Hej, ja brałam Zolafren przez ponad rok – nie stricte na sen, tylko jako lek stabilizujący nastrój, bo miałam zdiagnozowaną depresję z elementami urojeniowymi. Ale powiem Ci szczerze, że po tym leku spałam jak dziecko… i to od pierwszej tabletki. Brałam 5 mg wieczorem i nie pamiętam, żebym miała problemy z zaśnięciem. Potrafiłam położyć się o 22 i wstać dopiero o 8 rano, a wcześniej to ja potrafiłam do 3:00 w nocy patrzeć w sufit.
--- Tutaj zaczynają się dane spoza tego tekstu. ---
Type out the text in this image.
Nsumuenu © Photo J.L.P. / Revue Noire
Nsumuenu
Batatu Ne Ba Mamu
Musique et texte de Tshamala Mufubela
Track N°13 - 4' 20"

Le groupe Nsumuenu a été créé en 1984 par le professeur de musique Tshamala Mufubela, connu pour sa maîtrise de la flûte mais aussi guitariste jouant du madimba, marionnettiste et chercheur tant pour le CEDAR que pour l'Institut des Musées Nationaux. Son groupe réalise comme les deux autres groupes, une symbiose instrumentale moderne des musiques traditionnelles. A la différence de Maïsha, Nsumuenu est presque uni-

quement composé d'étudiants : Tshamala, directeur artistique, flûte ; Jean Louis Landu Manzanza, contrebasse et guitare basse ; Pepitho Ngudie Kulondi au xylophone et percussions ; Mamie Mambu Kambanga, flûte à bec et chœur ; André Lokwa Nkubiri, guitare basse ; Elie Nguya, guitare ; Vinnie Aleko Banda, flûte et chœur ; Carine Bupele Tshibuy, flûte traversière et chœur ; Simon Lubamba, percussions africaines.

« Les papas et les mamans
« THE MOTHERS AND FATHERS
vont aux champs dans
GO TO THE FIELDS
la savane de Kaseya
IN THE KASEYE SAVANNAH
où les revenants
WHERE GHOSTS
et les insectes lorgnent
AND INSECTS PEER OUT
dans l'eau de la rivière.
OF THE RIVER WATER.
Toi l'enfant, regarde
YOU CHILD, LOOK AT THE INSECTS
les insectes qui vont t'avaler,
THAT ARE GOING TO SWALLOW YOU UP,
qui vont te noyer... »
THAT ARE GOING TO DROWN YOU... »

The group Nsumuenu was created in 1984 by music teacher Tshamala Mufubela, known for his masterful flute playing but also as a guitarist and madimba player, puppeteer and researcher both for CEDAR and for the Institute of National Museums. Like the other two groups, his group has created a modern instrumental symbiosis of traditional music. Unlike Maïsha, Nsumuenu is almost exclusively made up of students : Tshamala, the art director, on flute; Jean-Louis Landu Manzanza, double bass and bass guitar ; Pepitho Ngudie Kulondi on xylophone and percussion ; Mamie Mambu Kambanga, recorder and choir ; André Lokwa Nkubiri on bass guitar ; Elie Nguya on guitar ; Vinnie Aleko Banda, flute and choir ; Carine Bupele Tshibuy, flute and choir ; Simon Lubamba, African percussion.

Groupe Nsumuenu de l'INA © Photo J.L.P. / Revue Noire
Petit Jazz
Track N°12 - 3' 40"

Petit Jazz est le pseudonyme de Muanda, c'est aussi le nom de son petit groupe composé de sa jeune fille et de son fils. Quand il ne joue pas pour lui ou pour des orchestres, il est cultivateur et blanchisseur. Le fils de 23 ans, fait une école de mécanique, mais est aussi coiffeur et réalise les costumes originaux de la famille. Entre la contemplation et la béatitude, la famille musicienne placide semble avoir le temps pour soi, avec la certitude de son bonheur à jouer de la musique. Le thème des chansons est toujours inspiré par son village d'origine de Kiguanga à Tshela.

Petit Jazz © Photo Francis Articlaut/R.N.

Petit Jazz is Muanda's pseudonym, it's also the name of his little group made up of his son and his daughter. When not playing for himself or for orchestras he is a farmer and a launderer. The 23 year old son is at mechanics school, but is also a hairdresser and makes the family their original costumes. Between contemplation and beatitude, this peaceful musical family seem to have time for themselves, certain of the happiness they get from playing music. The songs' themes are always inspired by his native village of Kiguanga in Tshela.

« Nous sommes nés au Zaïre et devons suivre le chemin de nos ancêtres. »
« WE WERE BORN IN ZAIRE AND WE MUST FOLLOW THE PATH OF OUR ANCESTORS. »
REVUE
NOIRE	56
Tyle że no… to nie jest lek nasenny. On po prostu daje takie „spowolnienie”, wycisza myśli, ciało się robi ociężałe i łatwiej zasnąć. Ale trzeba się liczyć z tym, że rano można być trochę zamulonym. Dla mnie to był i plus, i minus – bo z jednej strony super spałam, ale z drugiej to rano kawa ratowała życie.

Więc jak lekarz zalecił i dawka jest malutka, to może warto spróbować, ale pamiętaj, że to jednak lek przeciwpsychotyczny i nie dla każdego. No i nie odstawiać samemu – ja zrobiłam ten błąd i potem znowu mi się wszystko rozsypało.